Inspired by this and an accident of disk full error on /var partition of our webserver (but this is why we keep user-uploaded files and other important things on separate disks), I also rewrote the incremental indexer, to work in similar way to the whole-Wikidot-re-indexer.

search-api reindex

If you care about some technical details:

  • all search operations are issued with use of search-api, a separate program that can:
    • re-index whole Wikidot
    • queue indexing page/thread
    • queue deleting page/thread
    • queue re-indexing site
    • flush queue
  • search-api is written in Python
  • search-api uses PyLucene - a native Java Lucene library binded to CPython objects with PyJCC. Compiled with GNU Java Compiler to native code (like C programs), this binding has improved performance over using Lucene with Sun's Java.
  • before rewriting it to only-Python, search-api was written in BASH and was a wrapper to:
    • java -jar searchApiHelper.jar search "phrase-to-search"
    • php search-api-helper.php flush
  • search-api also takes care of file locking to assure that
    • only one process tries to modify the index
    • items are added to queue one-after-another
    • when doing some big index modification (read: full re-index) queue is not flushed (so that after the re-index all changes are applied to new index)
    • when flushing queue takes more time, and cron tries to run more flushing processes, they simply end (so only one process flushes the queue at a time)

Union of Rock Festival

Just after week spent in Brussels in nice hotel I went to Węgorzewo, Mazury (Poland biggest lakes distinct) to have fun on rock music festival. Unfortunately, the music level was not very impressive, so I mainly enjoyed the atmosphere on the camping area.

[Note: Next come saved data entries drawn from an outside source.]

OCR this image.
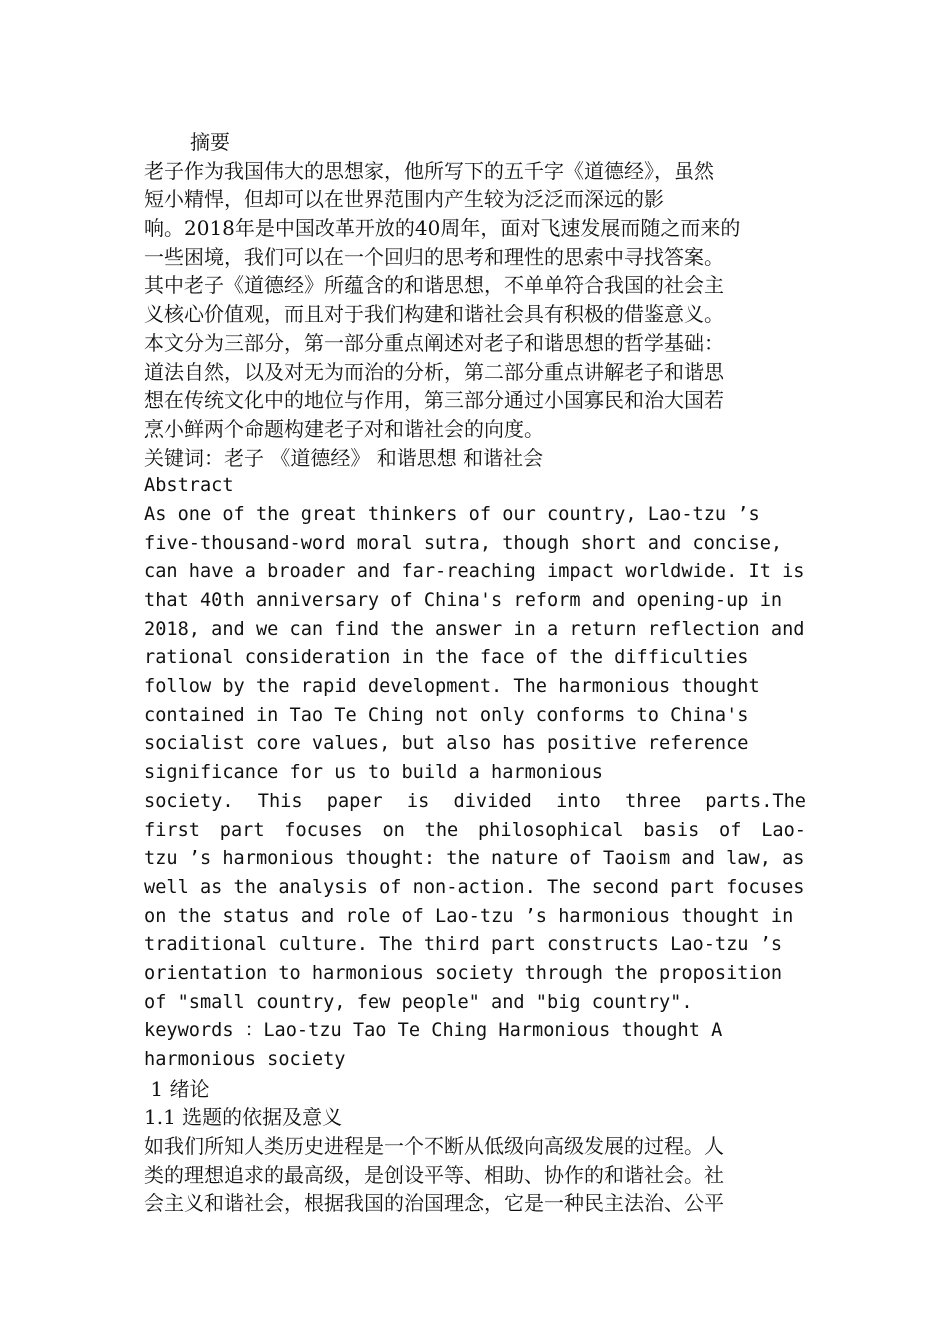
摘要
老子作为我国伟大的思想家，他所写下的五千字《道德经》，虽然
短小精悍，但却可以在世界范围内产生较为泛泛而深远的影
响。2018年是中国改革开放的40周年，面对飞速发展而随之而来的
一些困境，我们可以在一个回归的思考和理性的思索中寻找答案。
其中老子《道德经》所蕴含的和谐思想，不单单符合我国的社会主
义核心价值观，而且对于我们构建和谐社会具有积极的借鉴意义。
本文分为三部分，第一部分重点阐述对老子和谐思想的哲学基础：
道法自然，以及对无为而治的分析，第二部分重点讲解老子和谐思
想在传统文化中的地位与作用，第三部分通过小国寡民和治大国若
烹小鲜两个命题构建老子对和谐社会的向度。
关键词：老子 《道德经》 和谐思想 和谐社会
Abstract
As one of the great thinkers of our country, Lao-tzu ’s
five-thousand-word moral sutra, though short and concise,
can have a broader and far-reaching impact worldwide. It is
that 40th anniversary of China's reform and opening-up in
2018, and we can find the answer in a return reflection and
rational consideration in the face of the difficulties
follow by the rapid development. The harmonious thought
contained in Tao Te Ching not only conforms to China's
socialist core values, but also has positive reference
significance for us to build a harmonious
society. This paper is divided into three parts.The
first part focuses on the philosophical basis of Lao-
tzu ’s harmonious thought: the nature of Taoism and law, as
well as the analysis of non-action. The second part focuses
on the status and role of Lao-tzu ’s harmonious thought in
traditional culture. The third part constructs Lao-tzu ’s
orientation to harmonious society through the proposition
of "small country, few people" and "big country".
keywords ：Lao-tzu Tao Te Ching Harmonious thought A
harmonious society
1 绪论
1.1 选题的依据及意义
如我们所知人类历史进程是一个不断从低级向高级发展的过程。人
类的理想追求的最高级，是创设平等、相助、协作的和谐社会。社
会主义和谐社会，根据我国的治国理念，它是一种民主法治、公平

The weather was not great. It was wet everywhere, the ground was covered in 20 centimeters of mud and it was hard to walk around without getting dirty. But during the first day of being there, I learned to do that.

Improved workflow at Wikidot

Some of you noticed, that recently we started to work more efficiently, but this is not quite true. In fact we work as efficiently as before, but we are better organized, and have better priorities on tasks. Also we keep track of what we do, so we can then tell what we've done. So for us, this is a little more work of "documenting" our work (so maybe we work even less efficiently than before?), but for the outside world, we make more noise (in a positive meaning) around that. So basically, people know what we do, what we are going to do, when they can expect changes and most importantly, they understand why some feature request is being postponed. This is (and was) because we have more important things to do, but before they couldn't tell it.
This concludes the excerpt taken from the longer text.